Memang ramai, bahkan bisa disebut terlalu ramai. Penuh sesak keramaian, dijejali keriuhan, meski untuk kemudian aku menemukan.
"Setiap episode hidup, memang tidak ada yang namanya kebetulan bukan?!"
Aku menemukannya bukan kebetulan. Ini suratan, ini salah satu adegan yang kami berdua adalah pemerannya. Entah itu figuran, ataupun tokoh utama, tidak perlu juga kami perdebatkan.
Aku menyaksikan kesederhanaan, aku menikmati pemandangan. Lalu aku mensyukurinya, toh bagiku... memang yang terjadi adalah satu wujud kenikmatan, bersanding kesegaran darinya yang menawan.
"Hanya sebentar, tidak untuk lama. Dia memang tengah bersama-sama dengan apa dan siapa yang selalu pun betah menemaninya."
"Aku sama sekali tidak keberatan. Aku tersenyum ketika dia meninggalkan. Kami memang hanya sekadar berpapasan, di satu keadaan yang unsurnya hanya kemungkinan."
"Bidadari... aku mau yang sepertimu. Andai memang DIA memperkenankan, pula menghendaki." Celotehku sendiri.
"Bidadari... parasmu biasa, tak seperti yang lainnya, yang sungguh amat sangat jelita. Namun aura, pesona, pun anggunmu itu, yang membuatku kagum akan dirimu." Nilaiku, pandanganku, untuknya.
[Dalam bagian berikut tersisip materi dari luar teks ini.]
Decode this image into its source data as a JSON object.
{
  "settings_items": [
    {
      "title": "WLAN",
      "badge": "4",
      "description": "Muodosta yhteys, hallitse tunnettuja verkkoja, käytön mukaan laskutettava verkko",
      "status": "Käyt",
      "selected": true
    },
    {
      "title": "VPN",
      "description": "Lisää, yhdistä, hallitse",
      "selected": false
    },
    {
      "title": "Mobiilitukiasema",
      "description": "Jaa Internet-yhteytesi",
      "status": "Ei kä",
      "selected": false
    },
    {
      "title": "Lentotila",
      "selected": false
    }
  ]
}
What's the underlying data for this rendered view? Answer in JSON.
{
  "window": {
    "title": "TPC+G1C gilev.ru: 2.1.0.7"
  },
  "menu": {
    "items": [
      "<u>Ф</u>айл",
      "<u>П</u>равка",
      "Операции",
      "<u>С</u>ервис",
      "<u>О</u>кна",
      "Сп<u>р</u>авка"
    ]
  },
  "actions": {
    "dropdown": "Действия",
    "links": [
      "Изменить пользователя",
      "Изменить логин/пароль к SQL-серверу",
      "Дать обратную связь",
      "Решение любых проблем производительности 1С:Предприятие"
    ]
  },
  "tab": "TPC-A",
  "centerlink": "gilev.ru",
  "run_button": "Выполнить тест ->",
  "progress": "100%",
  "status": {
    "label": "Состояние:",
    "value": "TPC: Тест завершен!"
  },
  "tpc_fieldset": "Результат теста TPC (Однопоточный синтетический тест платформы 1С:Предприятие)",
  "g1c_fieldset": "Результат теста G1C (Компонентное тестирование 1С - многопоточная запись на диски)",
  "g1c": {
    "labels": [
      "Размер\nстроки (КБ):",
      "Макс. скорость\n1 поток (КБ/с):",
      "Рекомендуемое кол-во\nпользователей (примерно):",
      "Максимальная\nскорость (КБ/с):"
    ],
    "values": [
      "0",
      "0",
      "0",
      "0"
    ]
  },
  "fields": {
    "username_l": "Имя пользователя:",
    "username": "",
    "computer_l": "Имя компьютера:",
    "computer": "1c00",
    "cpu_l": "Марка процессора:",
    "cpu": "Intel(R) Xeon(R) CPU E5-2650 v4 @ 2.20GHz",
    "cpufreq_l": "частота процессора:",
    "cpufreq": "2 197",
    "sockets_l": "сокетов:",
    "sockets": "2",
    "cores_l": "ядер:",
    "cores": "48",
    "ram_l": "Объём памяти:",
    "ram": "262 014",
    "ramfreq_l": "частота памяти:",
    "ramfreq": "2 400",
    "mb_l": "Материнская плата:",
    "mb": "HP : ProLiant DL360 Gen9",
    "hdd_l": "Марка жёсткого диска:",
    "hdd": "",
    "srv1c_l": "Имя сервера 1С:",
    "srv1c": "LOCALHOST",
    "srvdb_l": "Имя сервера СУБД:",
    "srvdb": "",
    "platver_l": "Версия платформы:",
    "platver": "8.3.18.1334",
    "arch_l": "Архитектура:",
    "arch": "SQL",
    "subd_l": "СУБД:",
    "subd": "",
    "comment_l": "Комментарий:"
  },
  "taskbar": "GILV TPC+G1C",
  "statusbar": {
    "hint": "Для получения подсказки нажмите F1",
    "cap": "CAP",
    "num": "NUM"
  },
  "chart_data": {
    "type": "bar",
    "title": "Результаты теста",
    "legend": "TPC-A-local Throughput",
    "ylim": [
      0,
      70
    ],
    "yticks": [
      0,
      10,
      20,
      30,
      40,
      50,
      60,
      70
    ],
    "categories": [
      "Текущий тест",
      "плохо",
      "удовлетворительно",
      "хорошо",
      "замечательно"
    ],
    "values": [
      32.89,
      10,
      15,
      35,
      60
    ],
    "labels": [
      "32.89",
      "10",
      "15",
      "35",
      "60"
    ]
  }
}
Aku hanya terdiam, ketika langkah kakinya melewati suhu tubuhku. Aku hanya terpaku, melihatnya melaju, untuk akan segera berlalu dari pandanganku.
Aku sungguh tak menyangka, ternyata dia sempat menolehku, lalu tersenyum. Sekuntum yang begitu anggun, buatku tertegun. Dia yang di gerakan berikutnya, melangkah yakin untuk berlalu dari gambaranku.
"Bidadari... aku tidak butuh tenggelam. Namun aku pastikan, senyum pun anggunmu itu, akan aku tanam di ingatan."